Aperture cards created from 35mm roll film mounted on to blank cards have to be treated with great care. Bending the card can cause the film to detach and excessive pressure to a stack of cards can cause the mounting glue to ooze creating clumps of cards which will feed through duplicators and other machinery either poorly or not at all. Feeding a de-laminated card through machinery not only risks destroying the image, but also risks jamming or damaging the machinery.

== Machinery ==
A set of cards could be rapidly sorted by drawing number or other punched data using a card sorter.
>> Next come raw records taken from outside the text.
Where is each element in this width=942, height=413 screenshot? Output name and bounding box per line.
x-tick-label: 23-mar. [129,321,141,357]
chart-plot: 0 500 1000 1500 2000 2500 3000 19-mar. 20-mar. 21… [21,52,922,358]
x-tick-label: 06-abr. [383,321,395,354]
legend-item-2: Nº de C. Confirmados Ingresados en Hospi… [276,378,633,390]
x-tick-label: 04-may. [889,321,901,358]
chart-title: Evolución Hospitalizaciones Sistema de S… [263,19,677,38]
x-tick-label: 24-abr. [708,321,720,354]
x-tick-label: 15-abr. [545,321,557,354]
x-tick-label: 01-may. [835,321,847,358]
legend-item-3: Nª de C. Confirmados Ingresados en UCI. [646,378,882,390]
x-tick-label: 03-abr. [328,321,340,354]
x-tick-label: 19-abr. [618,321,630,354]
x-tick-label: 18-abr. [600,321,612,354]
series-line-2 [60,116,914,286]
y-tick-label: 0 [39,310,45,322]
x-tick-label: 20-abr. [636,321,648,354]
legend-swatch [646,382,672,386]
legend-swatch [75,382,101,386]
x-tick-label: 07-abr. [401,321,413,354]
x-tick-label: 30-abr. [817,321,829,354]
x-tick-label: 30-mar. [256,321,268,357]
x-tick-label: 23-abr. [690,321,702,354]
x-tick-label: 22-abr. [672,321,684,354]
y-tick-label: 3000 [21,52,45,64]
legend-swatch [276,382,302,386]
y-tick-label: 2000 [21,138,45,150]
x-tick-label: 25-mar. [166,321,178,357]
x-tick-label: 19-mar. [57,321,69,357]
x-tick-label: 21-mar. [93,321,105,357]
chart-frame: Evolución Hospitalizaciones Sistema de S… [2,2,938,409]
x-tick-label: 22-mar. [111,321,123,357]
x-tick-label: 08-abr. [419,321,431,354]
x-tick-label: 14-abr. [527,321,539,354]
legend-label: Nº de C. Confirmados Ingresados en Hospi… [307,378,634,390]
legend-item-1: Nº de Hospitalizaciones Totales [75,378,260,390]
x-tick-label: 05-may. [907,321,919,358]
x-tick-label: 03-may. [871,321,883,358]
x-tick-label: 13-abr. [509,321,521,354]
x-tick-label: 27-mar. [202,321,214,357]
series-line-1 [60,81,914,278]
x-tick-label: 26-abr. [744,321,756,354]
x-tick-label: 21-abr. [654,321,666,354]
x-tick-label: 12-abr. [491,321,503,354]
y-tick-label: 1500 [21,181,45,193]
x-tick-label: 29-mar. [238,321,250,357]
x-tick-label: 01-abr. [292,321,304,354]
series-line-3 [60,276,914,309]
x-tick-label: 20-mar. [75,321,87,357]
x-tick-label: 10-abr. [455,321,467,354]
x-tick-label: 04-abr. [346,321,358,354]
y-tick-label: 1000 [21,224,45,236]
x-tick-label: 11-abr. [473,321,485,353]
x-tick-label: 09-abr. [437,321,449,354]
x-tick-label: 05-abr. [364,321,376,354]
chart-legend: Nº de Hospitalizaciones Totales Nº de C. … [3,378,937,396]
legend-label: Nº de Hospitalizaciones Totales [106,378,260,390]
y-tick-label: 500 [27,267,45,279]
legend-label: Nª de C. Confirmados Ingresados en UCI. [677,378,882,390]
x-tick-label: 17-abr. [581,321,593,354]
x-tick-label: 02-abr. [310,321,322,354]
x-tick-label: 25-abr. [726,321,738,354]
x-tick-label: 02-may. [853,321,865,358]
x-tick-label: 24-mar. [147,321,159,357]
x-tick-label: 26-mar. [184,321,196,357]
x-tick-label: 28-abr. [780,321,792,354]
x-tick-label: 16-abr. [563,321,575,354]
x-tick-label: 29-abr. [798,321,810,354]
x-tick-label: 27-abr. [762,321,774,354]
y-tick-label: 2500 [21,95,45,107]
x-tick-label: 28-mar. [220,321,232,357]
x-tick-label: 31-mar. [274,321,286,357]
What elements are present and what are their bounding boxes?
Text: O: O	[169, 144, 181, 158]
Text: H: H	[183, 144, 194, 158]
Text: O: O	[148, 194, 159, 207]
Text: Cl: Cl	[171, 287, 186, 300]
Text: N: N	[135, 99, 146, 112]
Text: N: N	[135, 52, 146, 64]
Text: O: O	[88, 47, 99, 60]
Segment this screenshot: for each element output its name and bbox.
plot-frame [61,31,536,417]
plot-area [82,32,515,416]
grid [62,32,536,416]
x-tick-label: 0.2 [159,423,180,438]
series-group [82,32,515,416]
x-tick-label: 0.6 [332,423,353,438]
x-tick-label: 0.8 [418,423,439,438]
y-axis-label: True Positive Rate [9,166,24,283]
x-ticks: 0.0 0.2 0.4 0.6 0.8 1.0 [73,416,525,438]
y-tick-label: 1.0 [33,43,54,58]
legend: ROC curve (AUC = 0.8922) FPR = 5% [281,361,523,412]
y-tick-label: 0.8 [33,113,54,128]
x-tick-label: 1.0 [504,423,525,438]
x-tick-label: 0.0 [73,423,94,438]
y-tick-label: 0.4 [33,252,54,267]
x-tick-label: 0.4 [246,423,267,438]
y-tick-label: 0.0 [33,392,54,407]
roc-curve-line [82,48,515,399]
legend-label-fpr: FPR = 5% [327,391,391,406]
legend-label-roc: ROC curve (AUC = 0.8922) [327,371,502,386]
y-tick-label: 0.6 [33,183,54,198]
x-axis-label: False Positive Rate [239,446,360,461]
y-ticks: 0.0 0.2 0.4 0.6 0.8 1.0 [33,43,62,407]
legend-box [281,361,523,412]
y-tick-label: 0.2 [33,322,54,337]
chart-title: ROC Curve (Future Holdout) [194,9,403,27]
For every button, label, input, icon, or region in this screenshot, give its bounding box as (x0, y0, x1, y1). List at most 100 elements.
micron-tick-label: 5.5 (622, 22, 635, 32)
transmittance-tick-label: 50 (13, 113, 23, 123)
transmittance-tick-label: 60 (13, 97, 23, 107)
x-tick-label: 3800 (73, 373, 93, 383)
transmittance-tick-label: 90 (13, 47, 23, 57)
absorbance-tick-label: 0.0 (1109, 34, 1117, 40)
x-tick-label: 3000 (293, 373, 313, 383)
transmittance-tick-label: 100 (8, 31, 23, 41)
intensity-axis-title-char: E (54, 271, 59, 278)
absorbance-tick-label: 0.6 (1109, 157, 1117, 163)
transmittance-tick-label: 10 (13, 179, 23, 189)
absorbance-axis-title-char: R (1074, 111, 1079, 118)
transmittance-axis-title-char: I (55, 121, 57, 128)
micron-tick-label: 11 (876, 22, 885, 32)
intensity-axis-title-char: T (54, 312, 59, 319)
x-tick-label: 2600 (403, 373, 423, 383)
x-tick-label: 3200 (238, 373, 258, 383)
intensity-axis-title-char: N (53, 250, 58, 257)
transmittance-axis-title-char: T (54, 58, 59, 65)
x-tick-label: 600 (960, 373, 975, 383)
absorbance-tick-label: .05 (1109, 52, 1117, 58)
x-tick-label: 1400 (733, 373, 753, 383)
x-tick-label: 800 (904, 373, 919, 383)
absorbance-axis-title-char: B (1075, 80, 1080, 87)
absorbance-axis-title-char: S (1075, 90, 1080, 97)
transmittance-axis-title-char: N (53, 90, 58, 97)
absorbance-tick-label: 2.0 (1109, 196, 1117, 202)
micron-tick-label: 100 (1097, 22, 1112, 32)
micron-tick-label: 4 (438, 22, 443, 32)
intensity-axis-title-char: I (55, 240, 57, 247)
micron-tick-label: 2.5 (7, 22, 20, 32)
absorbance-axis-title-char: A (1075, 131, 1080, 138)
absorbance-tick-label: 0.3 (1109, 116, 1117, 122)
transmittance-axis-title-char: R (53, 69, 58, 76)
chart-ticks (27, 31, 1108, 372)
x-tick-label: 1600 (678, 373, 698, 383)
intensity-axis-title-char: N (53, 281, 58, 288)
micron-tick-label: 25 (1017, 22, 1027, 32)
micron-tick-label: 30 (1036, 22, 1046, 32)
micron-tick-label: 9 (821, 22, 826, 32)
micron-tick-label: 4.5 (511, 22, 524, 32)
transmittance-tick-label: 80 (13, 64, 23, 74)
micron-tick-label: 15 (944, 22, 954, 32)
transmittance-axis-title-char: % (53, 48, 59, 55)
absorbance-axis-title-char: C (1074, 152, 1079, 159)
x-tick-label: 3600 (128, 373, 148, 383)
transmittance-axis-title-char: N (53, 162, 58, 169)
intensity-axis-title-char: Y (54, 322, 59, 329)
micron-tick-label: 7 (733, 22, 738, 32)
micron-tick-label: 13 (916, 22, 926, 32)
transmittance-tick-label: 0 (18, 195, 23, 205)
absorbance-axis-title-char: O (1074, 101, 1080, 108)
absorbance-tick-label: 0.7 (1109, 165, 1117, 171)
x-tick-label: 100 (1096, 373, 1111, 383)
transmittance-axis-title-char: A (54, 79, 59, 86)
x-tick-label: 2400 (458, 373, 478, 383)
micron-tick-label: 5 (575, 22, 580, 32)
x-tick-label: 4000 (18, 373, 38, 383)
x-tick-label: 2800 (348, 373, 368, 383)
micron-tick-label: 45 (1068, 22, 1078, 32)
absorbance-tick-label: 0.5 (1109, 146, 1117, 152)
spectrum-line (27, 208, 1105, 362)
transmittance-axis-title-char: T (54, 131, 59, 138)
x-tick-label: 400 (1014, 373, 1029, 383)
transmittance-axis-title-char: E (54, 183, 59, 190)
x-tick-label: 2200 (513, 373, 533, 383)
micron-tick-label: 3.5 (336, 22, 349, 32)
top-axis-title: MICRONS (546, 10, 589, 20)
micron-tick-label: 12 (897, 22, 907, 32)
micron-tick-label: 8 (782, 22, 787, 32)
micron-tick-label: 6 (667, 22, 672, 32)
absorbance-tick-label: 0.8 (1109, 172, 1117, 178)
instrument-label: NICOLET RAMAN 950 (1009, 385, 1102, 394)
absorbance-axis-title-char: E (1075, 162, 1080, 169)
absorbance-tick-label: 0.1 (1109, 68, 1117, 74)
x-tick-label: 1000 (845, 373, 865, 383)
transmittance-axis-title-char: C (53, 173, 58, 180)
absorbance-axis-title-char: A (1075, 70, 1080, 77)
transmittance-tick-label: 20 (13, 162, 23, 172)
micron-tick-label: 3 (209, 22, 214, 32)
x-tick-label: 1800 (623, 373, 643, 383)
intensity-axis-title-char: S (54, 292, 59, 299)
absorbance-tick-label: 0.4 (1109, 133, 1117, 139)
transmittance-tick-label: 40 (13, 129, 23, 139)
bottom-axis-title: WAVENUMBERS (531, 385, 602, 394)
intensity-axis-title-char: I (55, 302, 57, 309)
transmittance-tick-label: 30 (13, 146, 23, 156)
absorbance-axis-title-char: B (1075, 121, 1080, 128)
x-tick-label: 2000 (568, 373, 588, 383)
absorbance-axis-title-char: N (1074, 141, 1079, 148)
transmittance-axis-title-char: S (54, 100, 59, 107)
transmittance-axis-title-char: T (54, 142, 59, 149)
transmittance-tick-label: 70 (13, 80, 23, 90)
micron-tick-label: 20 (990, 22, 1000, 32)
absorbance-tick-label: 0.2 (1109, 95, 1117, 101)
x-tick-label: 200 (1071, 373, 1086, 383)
Machines are now available that scan aperture cards and produce a digital version. (Note: For example, an aperture card scanner.) Aperture card plotters are machines that use a laser to create the image on the film. (Note: For example, an aperture card plotter.)

== Conversion ==
Aperture cards can be converted to digital documents using scanning equipment and software. Scanning can allow for significant image cleanup and enhancement. Often, the digital image produced is better than the visual quality available prescan.